Another marine species that I’m keen to see this summer is the killer whale, or orca. Such is the interest in these charismatic animals and the number of eyes looking seawards for cetaceans, the chance of seeing one should they arrive is actually pretty high. Check out the Orkney Cetacean Group and Orkney Marine Mammal Research Initiative pages on Facebook for more information and for keeping up to date with sightings.

There are several ‘semi-resident’ pods that work their way around the north coast of Scotland, Orkney and Shetland, and sometimes farther afield. These groups all have a pod number and the individuals within them are also numbered in order to identify them. I was lucky to have a brief close encounter with the pod known as the ’27’s’ in late April.

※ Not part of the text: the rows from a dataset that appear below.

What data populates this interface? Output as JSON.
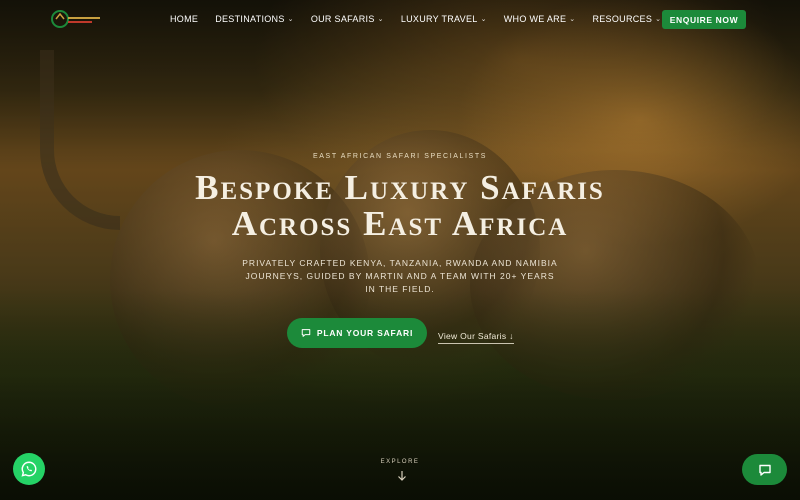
{
  "nav": {
    "items": [
      {
        "label": "HOME",
        "has_dropdown": false
      },
      {
        "label": "DESTINATIONS",
        "has_dropdown": true
      },
      {
        "label": "OUR SAFARIS",
        "has_dropdown": true
      },
      {
        "label": "LUXURY TRAVEL",
        "has_dropdown": true
      },
      {
        "label": "WHO WE ARE",
        "has_dropdown": true
      },
      {
        "label": "RESOURCES",
        "has_dropdown": true
      }
    ],
    "dropdown_glyph": "⌄",
    "cta_label": "ENQUIRE NOW"
  },
  "hero": {
    "eyebrow": "EAST AFRICAN SAFARI SPECIALISTS",
    "headline_line1": "Bespoke Luxury Safaris",
    "headline_line2": "Across East Africa",
    "subhead": "Privately crafted Kenya, Tanzania, Rwanda and Namibia journeys, guided by Martin and a team with 20+ years in the field.",
    "primary_button": "PLAN YOUR SAFARI",
    "primary_button_icon": "chat-bubble-icon",
    "secondary_link": "View Our Safaris ↓",
    "explore_label": "EXPLORE",
    "explore_icon": "arrow-down-icon"
  },
  "floating": {
    "left_icon": "whatsapp-icon",
    "right_icon": "chat-bubble-icon"
  },
  "colors": {
    "accent_green": "#1c8a3a",
    "whatsapp_green": "#25d366",
    "text_light": "#f5efe2"
  }
}
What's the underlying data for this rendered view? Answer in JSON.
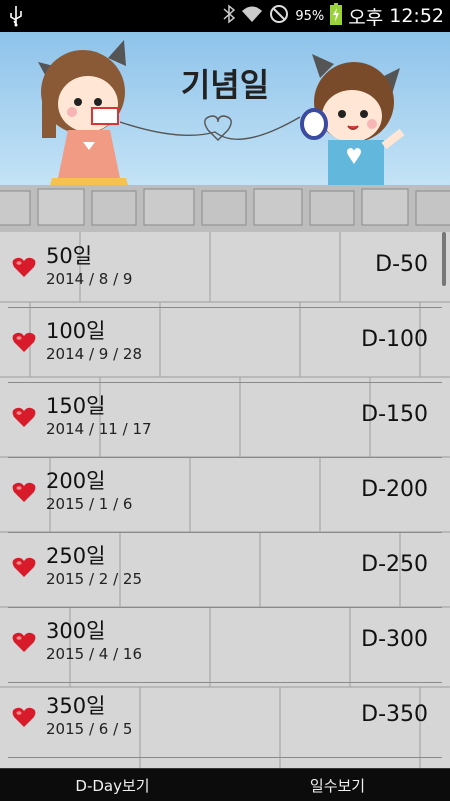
{
  "status_bar": {
    "battery_percent": "95%",
    "ampm": "오후",
    "time": "12:52",
    "icons": [
      "usb-icon",
      "bluetooth-icon",
      "wifi-icon",
      "mute-icon",
      "battery-icon"
    ]
  },
  "header": {
    "title": "기념일"
  },
  "anniversaries": [
    {
      "name": "50일",
      "date": "2014 / 8 / 9",
      "dday": "D-50"
    },
    {
      "name": "100일",
      "date": "2014 / 9 / 28",
      "dday": "D-100"
    },
    {
      "name": "150일",
      "date": "2014 / 11 / 17",
      "dday": "D-150"
    },
    {
      "name": "200일",
      "date": "2015 / 1 / 6",
      "dday": "D-200"
    },
    {
      "name": "250일",
      "date": "2015 / 2 / 25",
      "dday": "D-250"
    },
    {
      "name": "300일",
      "date": "2015 / 4 / 16",
      "dday": "D-300"
    },
    {
      "name": "350일",
      "date": "2015 / 6 / 5",
      "dday": "D-350"
    }
  ],
  "tabs": {
    "dday": "D-Day보기",
    "days": "일수보기"
  },
  "colors": {
    "heart": "#d81b2a",
    "sky": "#8ec3ea",
    "wall": "#d4d4d4"
  }
}
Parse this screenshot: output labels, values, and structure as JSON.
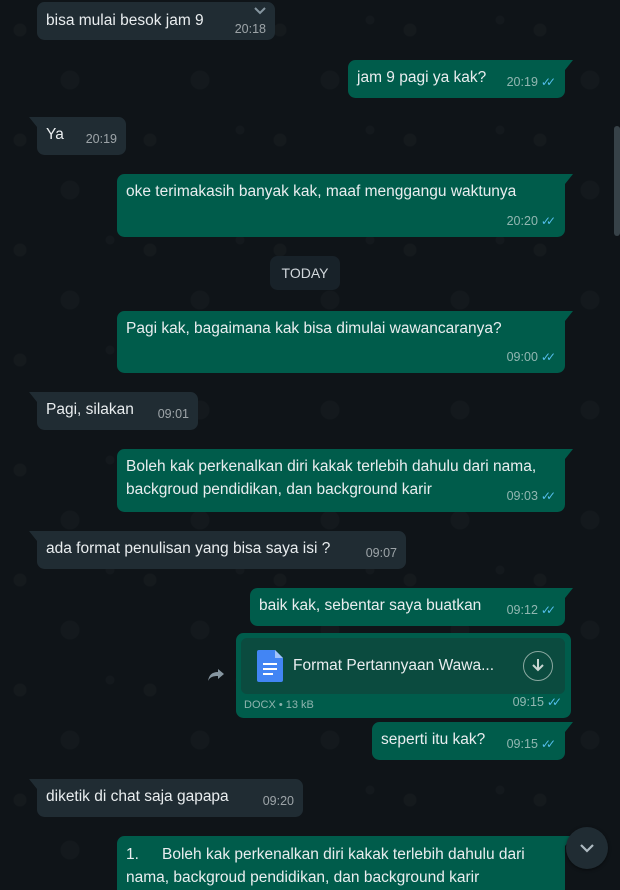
{
  "date_divider": "TODAY",
  "messages": [
    {
      "text": "bisa mulai besok jam 9",
      "time": "20:18"
    },
    {
      "text": "jam 9 pagi ya kak?",
      "time": "20:19"
    },
    {
      "text": "Ya",
      "time": "20:19"
    },
    {
      "text": "oke terimakasih banyak kak, maaf menggangu waktunya",
      "time": "20:20"
    },
    {
      "text": "Pagi kak, bagaimana kak bisa dimulai wawancaranya?",
      "time": "09:00"
    },
    {
      "text": "Pagi, silakan",
      "time": "09:01"
    },
    {
      "text": "Boleh kak perkenalkan diri kakak terlebih dahulu dari nama, backgroud pendidikan, dan background karir",
      "time": "09:03"
    },
    {
      "text": "ada format penulisan yang bisa saya isi ?",
      "time": "09:07"
    },
    {
      "text": "baik kak, sebentar saya buatkan",
      "time": "09:12"
    },
    {
      "text": "seperti itu kak?",
      "time": "09:15"
    },
    {
      "text": "diketik di chat saja gapapa",
      "time": "09:20"
    },
    {
      "num": "1.",
      "text": "Boleh kak perkenalkan diri kakak terlebih dahulu dari nama, backgroud pendidikan, dan background karir"
    }
  ],
  "document": {
    "name": "Format Pertannyaan Wawa...",
    "type": "DOCX",
    "size": "13 kB",
    "time": "09:15"
  },
  "colors": {
    "incoming": "#202c33",
    "outgoing": "#005c4b",
    "read_ticks": "#53bdeb"
  },
  "icons": {
    "read": "double-check-icon",
    "menu": "chevron-down-icon",
    "forward": "forward-icon",
    "download": "download-icon",
    "scroll": "scroll-down-icon",
    "doc": "document-icon"
  }
}
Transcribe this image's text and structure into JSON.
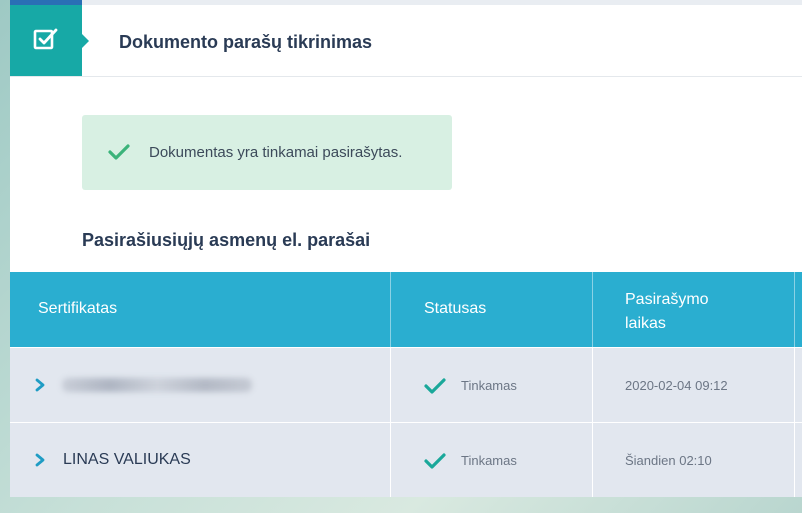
{
  "header": {
    "title": "Dokumento parašų tikrinimas",
    "icon": "checkbox-icon",
    "accent_color": "#17a9a6"
  },
  "alert": {
    "text": "Dokumentas yra tinkamai pasirašytas.",
    "icon": "check-icon",
    "background": "#d8f0e3"
  },
  "signatures": {
    "title": "Pasirašiusiųjų asmenų el. parašai",
    "columns": [
      "Sertifikatas",
      "Statusas",
      "Pasirašymo laikas"
    ],
    "header_color": "#2aaed0",
    "rows": [
      {
        "name": "",
        "name_blurred": true,
        "status": "Tinkamas",
        "time": "2020-02-04 09:12"
      },
      {
        "name": "LINAS VALIUKAS",
        "name_blurred": false,
        "status": "Tinkamas",
        "time": "Šiandien 02:10"
      }
    ]
  }
}
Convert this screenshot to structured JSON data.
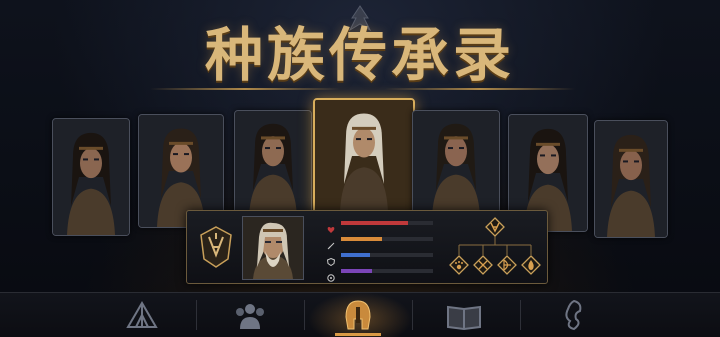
{
  "title": "种族传承录",
  "colors": {
    "gold": "#d9b77a",
    "accent": "#d99a45",
    "health": "#c0393b",
    "attack": "#d98b3a",
    "defense": "#3f6fcf",
    "magic": "#7b45b8"
  },
  "portraits": [
    {
      "name": "portrait-1",
      "selected": false
    },
    {
      "name": "portrait-2",
      "selected": false
    },
    {
      "name": "portrait-3",
      "selected": false
    },
    {
      "name": "portrait-4",
      "selected": true
    },
    {
      "name": "portrait-5",
      "selected": false
    },
    {
      "name": "portrait-6",
      "selected": false
    },
    {
      "name": "portrait-7",
      "selected": false
    }
  ],
  "stats": [
    {
      "icon": "heart-icon",
      "value": 0.73
    },
    {
      "icon": "sword-icon",
      "value": 0.45
    },
    {
      "icon": "shield-icon",
      "value": 0.32
    },
    {
      "icon": "magic-icon",
      "value": 0.34
    }
  ],
  "skill_tree": {
    "root_icon": "crest-icon",
    "children": [
      "paw-icon",
      "crossed-weapons-icon",
      "bow-icon",
      "flame-icon"
    ]
  },
  "nav": [
    {
      "icon": "tent-icon",
      "selected": false
    },
    {
      "icon": "group-icon",
      "selected": false
    },
    {
      "icon": "helmet-icon",
      "selected": true
    },
    {
      "icon": "book-icon",
      "selected": false
    },
    {
      "icon": "dragon-icon",
      "selected": false
    }
  ]
}
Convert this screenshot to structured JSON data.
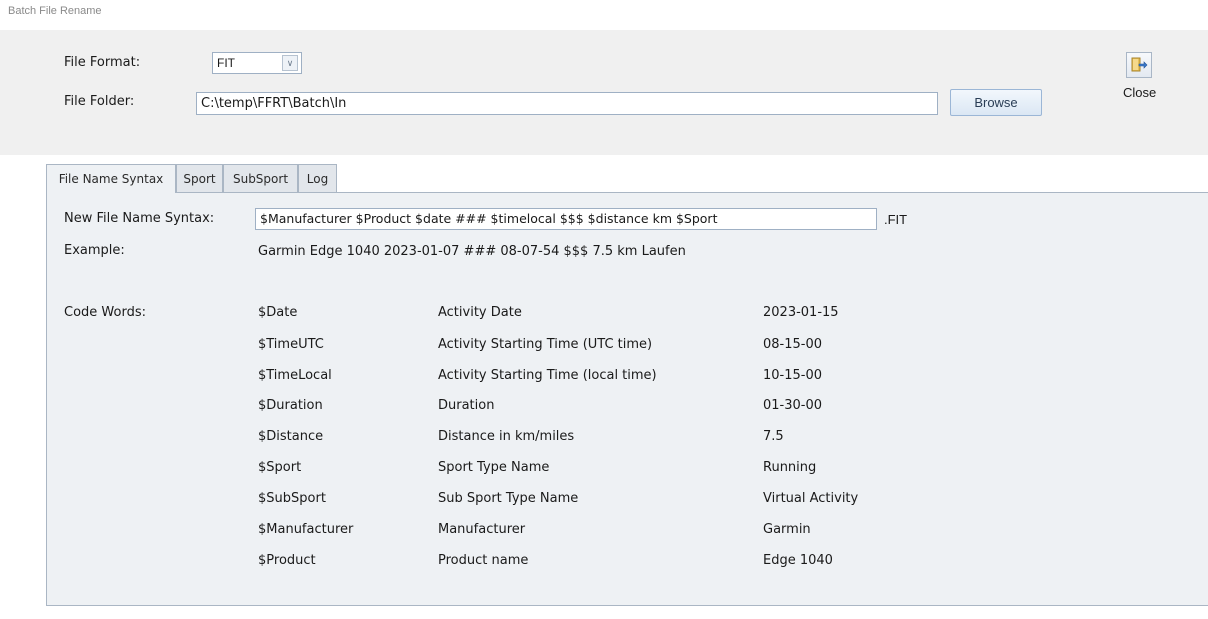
{
  "window": {
    "title": "Batch File Rename"
  },
  "form": {
    "file_format_label": "File Format:",
    "file_format_value": "FIT",
    "file_folder_label": "File Folder:",
    "file_folder_value": "C:\\temp\\FFRT\\Batch\\In",
    "browse_label": "Browse"
  },
  "close": {
    "label": "Close",
    "icon": "exit-door-icon"
  },
  "tabs": [
    {
      "label": "File Name Syntax",
      "active": true
    },
    {
      "label": "Sport",
      "active": false
    },
    {
      "label": "SubSport",
      "active": false
    },
    {
      "label": "Log",
      "active": false
    }
  ],
  "syntax": {
    "label": "New File Name Syntax:",
    "value": "$Manufacturer $Product $date ### $timelocal $$$ $distance km $Sport",
    "extension": ".FIT",
    "example_label": "Example:",
    "example_value": "Garmin Edge 1040 2023-01-07 ### 08-07-54 $$$ 7.5 km Laufen",
    "code_words_label": "Code Words:"
  },
  "code_words": [
    {
      "code": "$Date",
      "description": "Activity Date",
      "example": "2023-01-15"
    },
    {
      "code": "$TimeUTC",
      "description": "Activity Starting Time (UTC time)",
      "example": "08-15-00"
    },
    {
      "code": "$TimeLocal",
      "description": "Activity Starting Time (local time)",
      "example": "10-15-00"
    },
    {
      "code": "$Duration",
      "description": "Duration",
      "example": "01-30-00"
    },
    {
      "code": "$Distance",
      "description": "Distance in km/miles",
      "example": "7.5"
    },
    {
      "code": "$Sport",
      "description": "Sport Type Name",
      "example": "Running"
    },
    {
      "code": "$SubSport",
      "description": "Sub Sport Type Name",
      "example": "Virtual Activity"
    },
    {
      "code": "$Manufacturer",
      "description": "Manufacturer",
      "example": "Garmin"
    },
    {
      "code": "$Product",
      "description": "Product name",
      "example": "Edge 1040"
    }
  ]
}
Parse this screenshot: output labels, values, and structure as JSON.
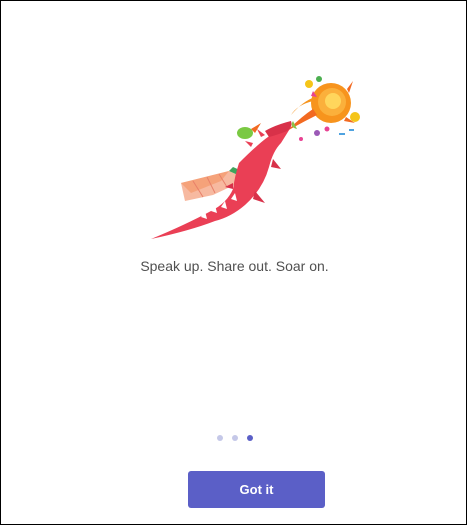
{
  "onboarding": {
    "tagline": "Speak up. Share out. Soar on.",
    "pager": {
      "total": 3,
      "current": 3
    },
    "primary_button_label": "Got it",
    "illustration_icon": "dragon-breathing-fire-illustration"
  },
  "colors": {
    "accent": "#5b5fc7",
    "pager_inactive": "#c5c8e8",
    "text": "#505050",
    "dragon": "#ea3f55",
    "fire": "#f7941d"
  }
}
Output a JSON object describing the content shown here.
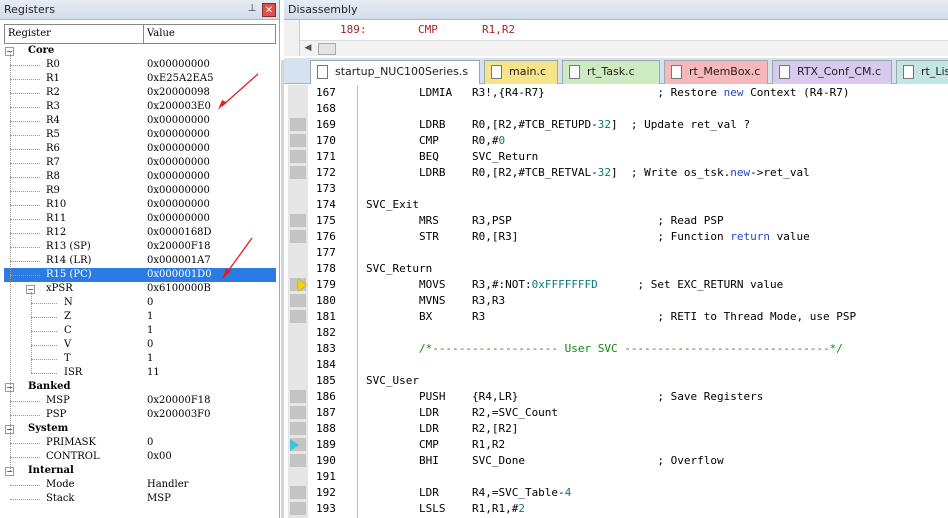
{
  "registers_pane": {
    "title": "Registers",
    "pin_icon": "pushpin-icon",
    "close_icon": "close-icon",
    "col_register": "Register",
    "col_value": "Value"
  },
  "registers": [
    {
      "name": "Core",
      "value": "",
      "level": 0,
      "group": true
    },
    {
      "name": "R0",
      "value": "0x00000000",
      "level": 1
    },
    {
      "name": "R1",
      "value": "0xE25A2EA5",
      "level": 1
    },
    {
      "name": "R2",
      "value": "0x20000098",
      "level": 1
    },
    {
      "name": "R3",
      "value": "0x200003E0",
      "level": 1
    },
    {
      "name": "R4",
      "value": "0x00000000",
      "level": 1
    },
    {
      "name": "R5",
      "value": "0x00000000",
      "level": 1
    },
    {
      "name": "R6",
      "value": "0x00000000",
      "level": 1
    },
    {
      "name": "R7",
      "value": "0x00000000",
      "level": 1
    },
    {
      "name": "R8",
      "value": "0x00000000",
      "level": 1
    },
    {
      "name": "R9",
      "value": "0x00000000",
      "level": 1
    },
    {
      "name": "R10",
      "value": "0x00000000",
      "level": 1
    },
    {
      "name": "R11",
      "value": "0x00000000",
      "level": 1
    },
    {
      "name": "R12",
      "value": "0x0000168D",
      "level": 1
    },
    {
      "name": "R13 (SP)",
      "value": "0x20000F18",
      "level": 1
    },
    {
      "name": "R14 (LR)",
      "value": "0x000001A7",
      "level": 1
    },
    {
      "name": "R15 (PC)",
      "value": "0x000001D0",
      "level": 1,
      "selected": true
    },
    {
      "name": "xPSR",
      "value": "0x6100000B",
      "level": 1,
      "expander": true
    },
    {
      "name": "N",
      "value": "0",
      "level": 2
    },
    {
      "name": "Z",
      "value": "1",
      "level": 2
    },
    {
      "name": "C",
      "value": "1",
      "level": 2
    },
    {
      "name": "V",
      "value": "0",
      "level": 2
    },
    {
      "name": "T",
      "value": "1",
      "level": 2
    },
    {
      "name": "ISR",
      "value": "11",
      "level": 2
    },
    {
      "name": "Banked",
      "value": "",
      "level": 0,
      "group": true
    },
    {
      "name": "MSP",
      "value": "0x20000F18",
      "level": 1
    },
    {
      "name": "PSP",
      "value": "0x200003F0",
      "level": 1
    },
    {
      "name": "System",
      "value": "",
      "level": 0,
      "group": true
    },
    {
      "name": "PRIMASK",
      "value": "0",
      "level": 1
    },
    {
      "name": "CONTROL",
      "value": "0x00",
      "level": 1
    },
    {
      "name": "Internal",
      "value": "",
      "level": 0,
      "group": true
    },
    {
      "name": "Mode",
      "value": "Handler",
      "level": 1
    },
    {
      "name": "Stack",
      "value": "MSP",
      "level": 1
    }
  ],
  "disassembly": {
    "title": "Disassembly",
    "line_no": "189:",
    "mnemonic": "CMP",
    "operands": "R1,R2"
  },
  "tabs": [
    {
      "label": "startup_NUC100Series.s",
      "color": "#dce8f7",
      "active": true
    },
    {
      "label": "main.c",
      "color": "#f7e38a"
    },
    {
      "label": "rt_Task.c",
      "color": "#cdeac0"
    },
    {
      "label": "rt_MemBox.c",
      "color": "#f7b8bc"
    },
    {
      "label": "RTX_Conf_CM.c",
      "color": "#d8c9ef"
    },
    {
      "label": "rt_List.c",
      "color": "#c4e6e3"
    }
  ],
  "code_lines": [
    {
      "n": "167",
      "t": "        LDMIA   R3!,{R4-R7}                 ; Restore <kw>new</kw> Context (R4-R7)"
    },
    {
      "n": "168",
      "t": ""
    },
    {
      "n": "169",
      "t": "        LDRB    R0,[R2,#TCB_RETUPD-<num>32</num>]  ; Update ret_val ?"
    },
    {
      "n": "170",
      "t": "        CMP     R0,#<num>0</num>"
    },
    {
      "n": "171",
      "t": "        BEQ     SVC_Return"
    },
    {
      "n": "172",
      "t": "        LDRB    R0,[R2,#TCB_RETVAL-<num>32</num>]  ; Write os_tsk.<kw>new</kw>-&gt;ret_val"
    },
    {
      "n": "173",
      "t": ""
    },
    {
      "n": "174",
      "t": "SVC_Exit"
    },
    {
      "n": "175",
      "t": "        MRS     R3,PSP                      ; Read PSP"
    },
    {
      "n": "176",
      "t": "        STR     R0,[R3]                     ; Function <kw>return</kw> value"
    },
    {
      "n": "177",
      "t": ""
    },
    {
      "n": "178",
      "t": "SVC_Return"
    },
    {
      "n": "179",
      "t": "        MOVS    R3,#:NOT:<num>0xFFFFFFFD</num>      ; Set EXC_RETURN value"
    },
    {
      "n": "180",
      "t": "        MVNS    R3,R3"
    },
    {
      "n": "181",
      "t": "        BX      R3                          ; RETI to Thread Mode, use PSP"
    },
    {
      "n": "182",
      "t": ""
    },
    {
      "n": "183",
      "t": "        <cm>/*------------------- User SVC -------------------------------*/</cm>"
    },
    {
      "n": "184",
      "t": ""
    },
    {
      "n": "185",
      "t": "SVC_User"
    },
    {
      "n": "186",
      "t": "        PUSH    {R4,LR}                     ; Save Registers"
    },
    {
      "n": "187",
      "t": "        LDR     R2,=SVC_Count"
    },
    {
      "n": "188",
      "t": "        LDR     R2,[R2]"
    },
    {
      "n": "189",
      "t": "        CMP     R1,R2"
    },
    {
      "n": "190",
      "t": "        BHI     SVC_Done                    ; Overflow"
    },
    {
      "n": "191",
      "t": ""
    },
    {
      "n": "192",
      "t": "        LDR     R4,=SVC_Table-<num>4</num>"
    },
    {
      "n": "193",
      "t": "        LSLS    R1,R1,#<num>2</num>"
    }
  ],
  "markers": {
    "current_instruction_icon": "yellow-arrow-icon",
    "caller_icon": "cyan-arrow-icon",
    "annotation_arrow_icon": "red-arrow-icon"
  }
}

It’s no wonder people feel a sense of closeness to them, or dare I say it even pride when you can identify an animal you’ve seen before. As the pod powered through a kelp bed close to shore, I could make out the distinctive nick in the tall dorsal fin of the bull known as #34. I had seen this nick last summer whilst tying to film orca in Shetland, #34 cruising in shallow water as the pod hunted seals in St Magnus Bay.

They lived up to their reputation as frustrating creatures - they are wild and very mobile predators after all. Two days later there was another sighting of the pod…all the way home, back in Orkney. Whilst sightings of orca have been a little scarce this summer there have been plenty of sightings of risso’s dolphin, minke whale and porpoise. Keep scanning, you just never know.